Many election officials across the US are using email systems that could make them more susceptible to phishing attempts, according to a new report in The Wall Street Journal. Area 1 Security found less than 20 percent of 10,000 state and local election administrations had advanced anti-phishing controls in place, and about 666 of the election officials were relying on personal email addresses for election-related matters.

Jurisdictions in several states were using a version of free Exim software that Russia’s GRU intelligence service had targeted for online attacks starting in 2019, according to the Journal. Security experts told the Journal it was unlikely that weak email security would lead to vote hacking, however, since the email systems aren’t connected to systems that count votes.

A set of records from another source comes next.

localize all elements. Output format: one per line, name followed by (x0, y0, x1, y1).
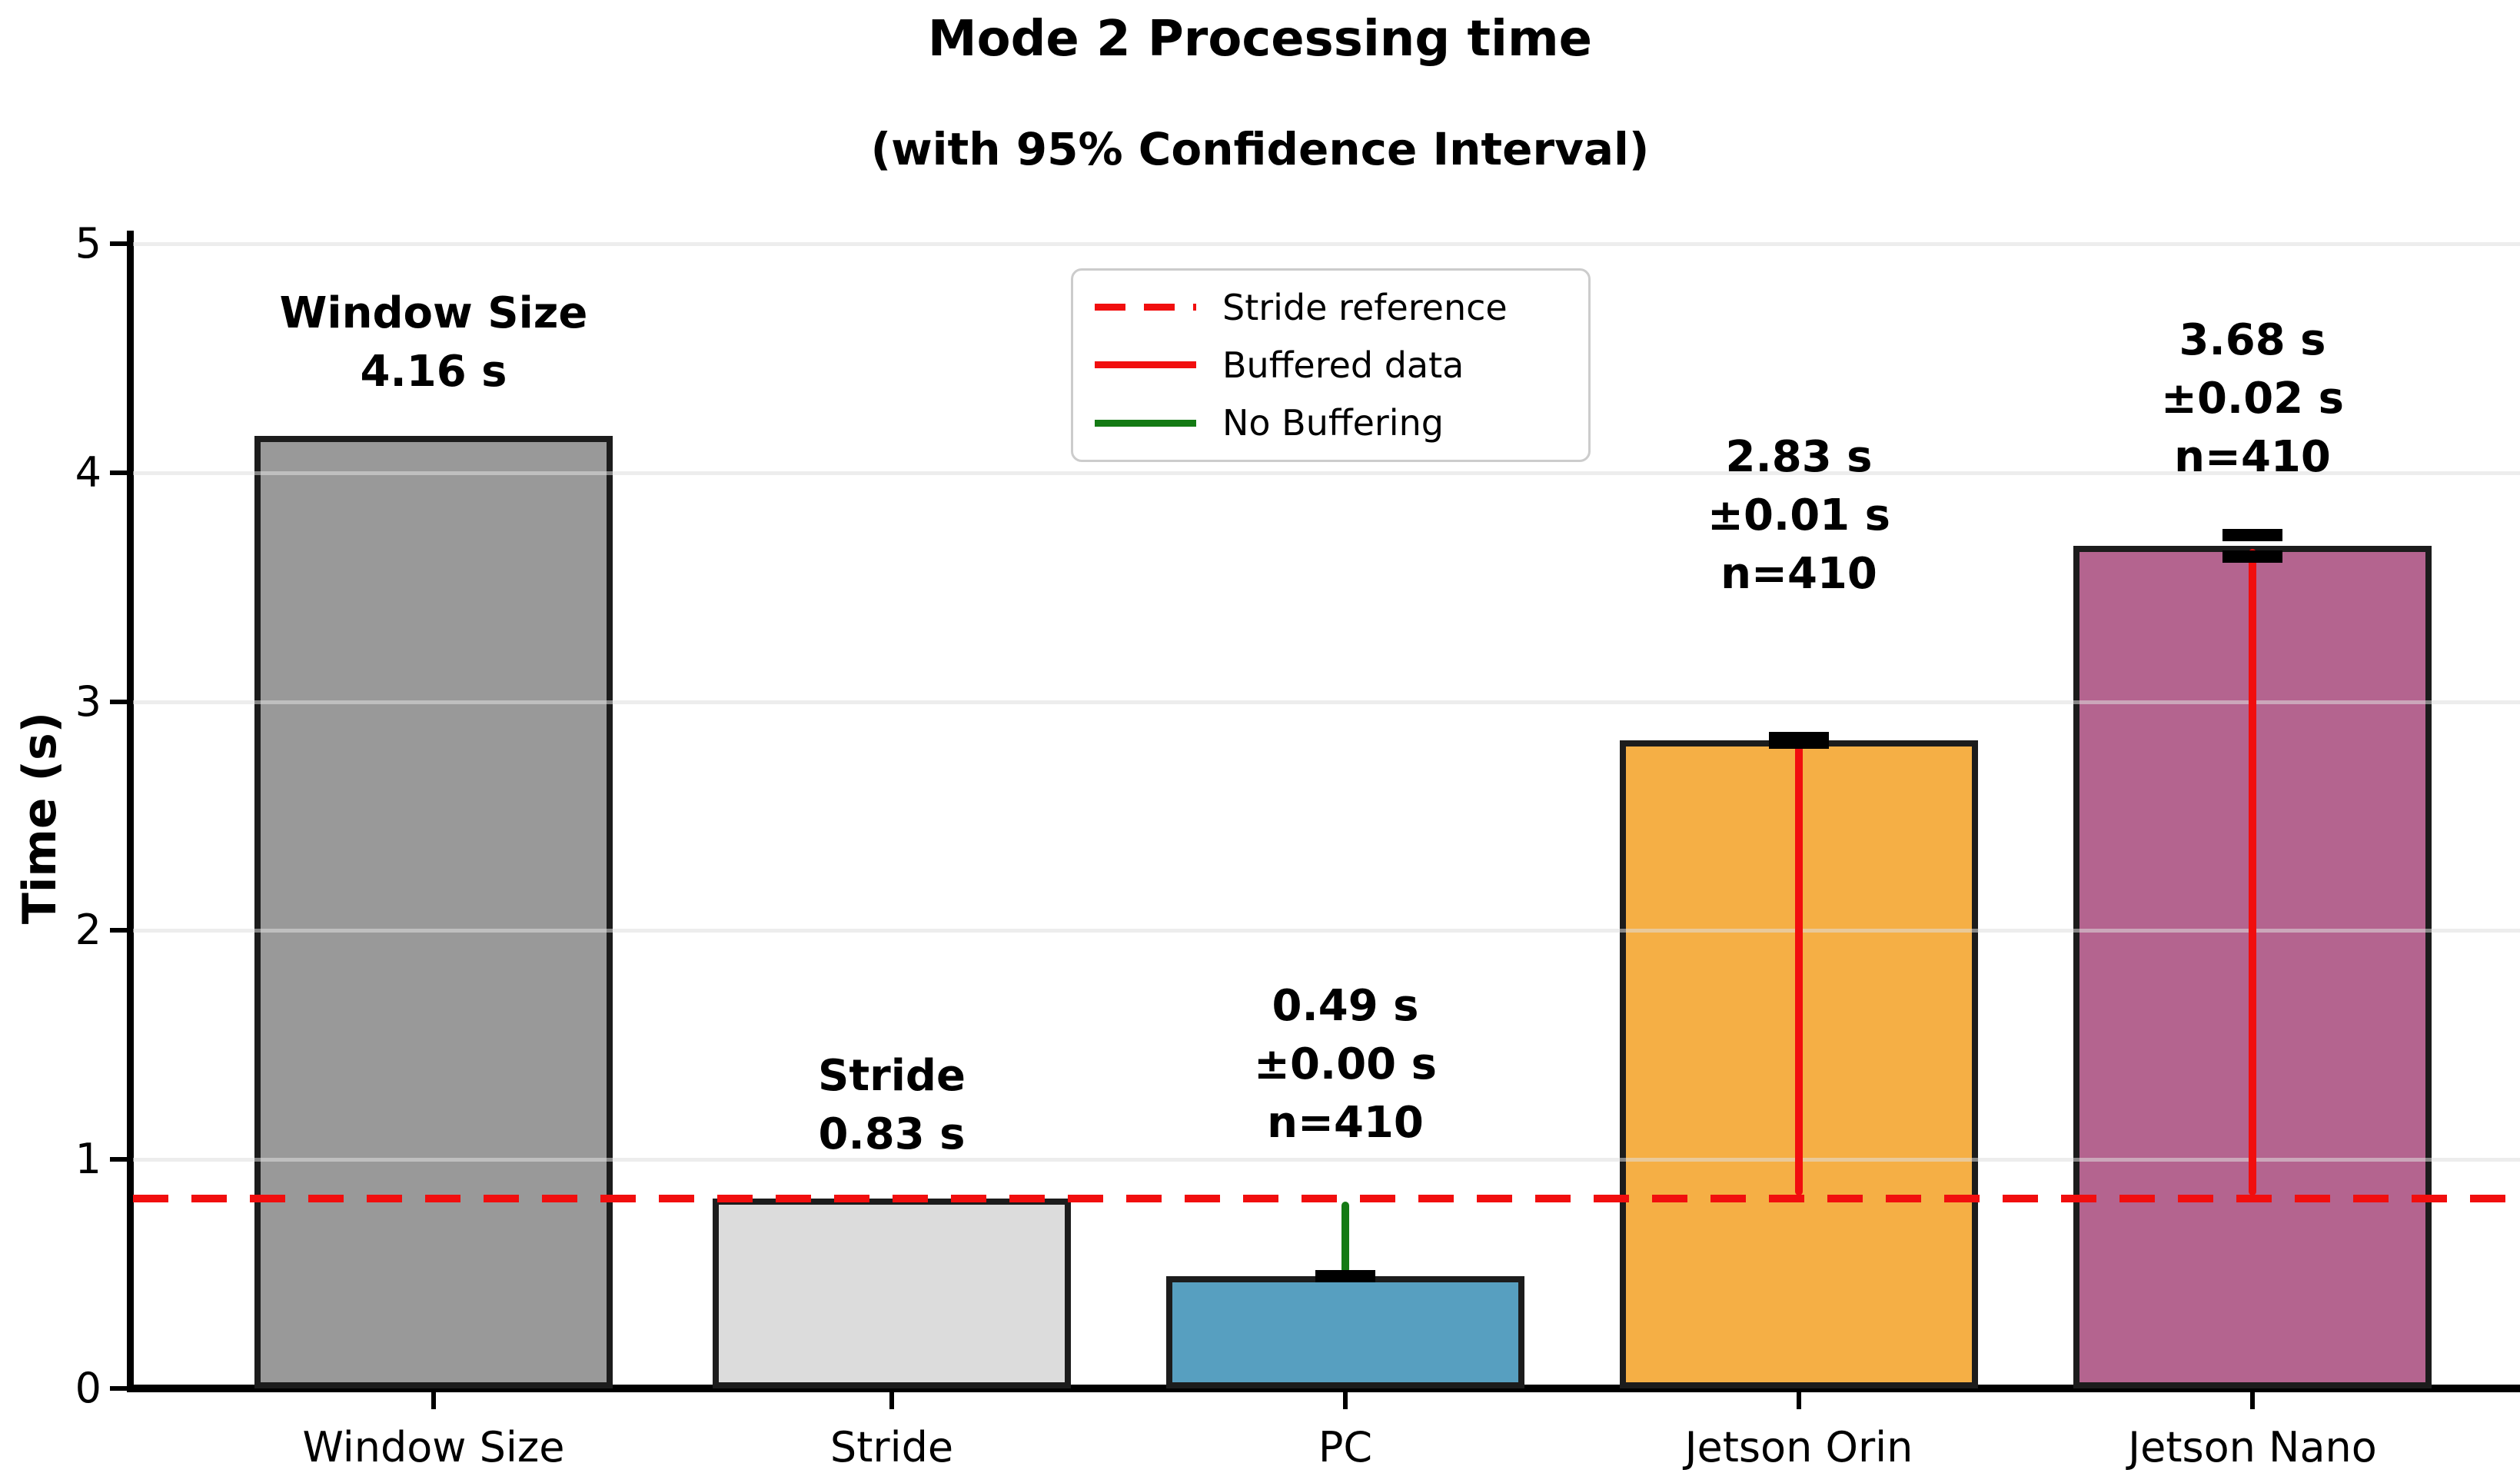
legend: Stride reference Buffered data No Buffer… (1071, 268, 1591, 462)
annotation-line: 0.49 s (1272, 981, 1419, 1032)
reference-line (133, 1194, 2520, 1202)
gridline-y2 (133, 929, 2520, 933)
bar-pc (1166, 1276, 1524, 1388)
y-tick-mark (110, 699, 127, 704)
y-axis-spine (127, 231, 134, 1392)
annotation-line: ±0.00 s (1254, 1039, 1437, 1090)
legend-item-no-buffering: No Buffering (1095, 402, 1567, 444)
x-tick-label-jetson-orin: Jetson Orin (1684, 1423, 1913, 1471)
y-tick-label-2: 2 (75, 906, 101, 955)
chart-subtitle: (with 95% Confidence Interval) (870, 123, 1650, 175)
annotation-stride: Stride 0.83 s (623, 1047, 1161, 1164)
connector-line-jetson-orin (1795, 743, 1803, 1195)
gridline-y4 (133, 471, 2520, 475)
bar-stride (713, 1198, 1071, 1388)
legend-label: Stride reference (1222, 286, 1508, 328)
x-axis-spine (127, 1385, 2520, 1392)
error-cap-jetson-orin (1769, 732, 1829, 750)
gridline-y3 (133, 700, 2520, 704)
y-tick-mark (110, 928, 127, 933)
y-tick-mark (110, 470, 127, 475)
x-tick-label-window-size: Window Size (302, 1423, 565, 1471)
annotation-line: ±0.02 s (2161, 373, 2344, 424)
y-tick-label-1: 1 (75, 1135, 101, 1184)
annotation-line: 0.83 s (818, 1109, 966, 1160)
annotation-line: n=410 (1720, 548, 1877, 599)
gridline-y1 (133, 1158, 2520, 1162)
error-cap-pc (1315, 1270, 1375, 1283)
y-tick-mark (110, 241, 127, 246)
x-tick-label-stride: Stride (829, 1423, 954, 1471)
y-tick-label-3: 3 (75, 677, 101, 726)
y-tick-label-5: 5 (75, 219, 101, 268)
x-tick-mark (431, 1392, 436, 1409)
dashed-line-swatch-icon (1095, 304, 1196, 311)
legend-item-stride-reference: Stride reference (1095, 287, 1567, 328)
y-axis-title: Time (s) (13, 711, 67, 925)
x-tick-mark (1797, 1392, 1801, 1409)
annotation-line: 4.16 s (360, 347, 507, 397)
y-tick-label-0: 0 (75, 1364, 101, 1412)
connector-line-pc (1341, 1201, 1349, 1274)
annotation-line: 2.83 s (1725, 431, 1873, 482)
error-cap-jetson-nano (2222, 550, 2282, 564)
x-tick-mark (1343, 1392, 1348, 1409)
annotation-line: 3.68 s (2179, 314, 2326, 365)
error-cap-jetson-nano (2222, 529, 2282, 542)
x-tick-mark (889, 1392, 894, 1409)
x-tick-mark (2250, 1392, 2255, 1409)
annotation-pc: 0.49 s ±0.00 s n=410 (1076, 977, 1614, 1152)
annotation-jetson-nano: 3.68 s ±0.02 s n=410 (1983, 311, 2520, 487)
y-tick-mark (110, 1386, 127, 1391)
chart-title: Mode 2 Processing time (927, 11, 1593, 68)
red-line-swatch-icon (1095, 361, 1196, 369)
legend-label: Buffered data (1222, 344, 1464, 386)
legend-label: No Buffering (1222, 402, 1444, 444)
annotation-line: Window Size (279, 288, 588, 339)
annotation-line: n=410 (1267, 1098, 1424, 1149)
y-tick-mark (110, 1157, 127, 1162)
bar-window-size (254, 436, 613, 1388)
annotation-line: Stride (818, 1051, 966, 1102)
connector-line-jetson-nano (2249, 549, 2256, 1195)
annotation-jetson-orin: 2.83 s ±0.01 s n=410 (1530, 428, 2068, 604)
annotation-line: n=410 (2174, 431, 2331, 482)
annotation-line: ±0.01 s (1707, 490, 1890, 540)
y-tick-label-4: 4 (75, 447, 101, 497)
green-line-swatch-icon (1095, 419, 1196, 427)
legend-item-buffered-data: Buffered data (1095, 344, 1567, 386)
x-tick-label-pc: PC (1318, 1423, 1373, 1471)
x-tick-label-jetson-nano: Jetson Nano (2128, 1423, 2377, 1471)
gridline-y5 (133, 242, 2520, 246)
annotation-window-size: Window Size 4.16 s (165, 284, 703, 401)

But it raises concerns that local election officials may be underprepared for possible intrusions into their email systems. GRU was accused of stealing and leaking emails from Hillary Clinton’s presidential campaign in 2016, and in 2018, GRU had registered web domains that appeared to spoof government web addresses, ostensibly for phishing purposes. Microsoft seized the domains before officials believe any damage was done.

And already this year, foreign hackers have targeted the personal email accounts of staffers working on the campaigns of presumptive Democratic nominee Joe Biden and President Trump. State-backed hackers from China tried to target staffers’ emails on the Biden campaign, while Iranian hackers targeted the Trump campaign staff’s emails. Google, which reported the attempts, said last month it had not seen evidence that those attacks were successful.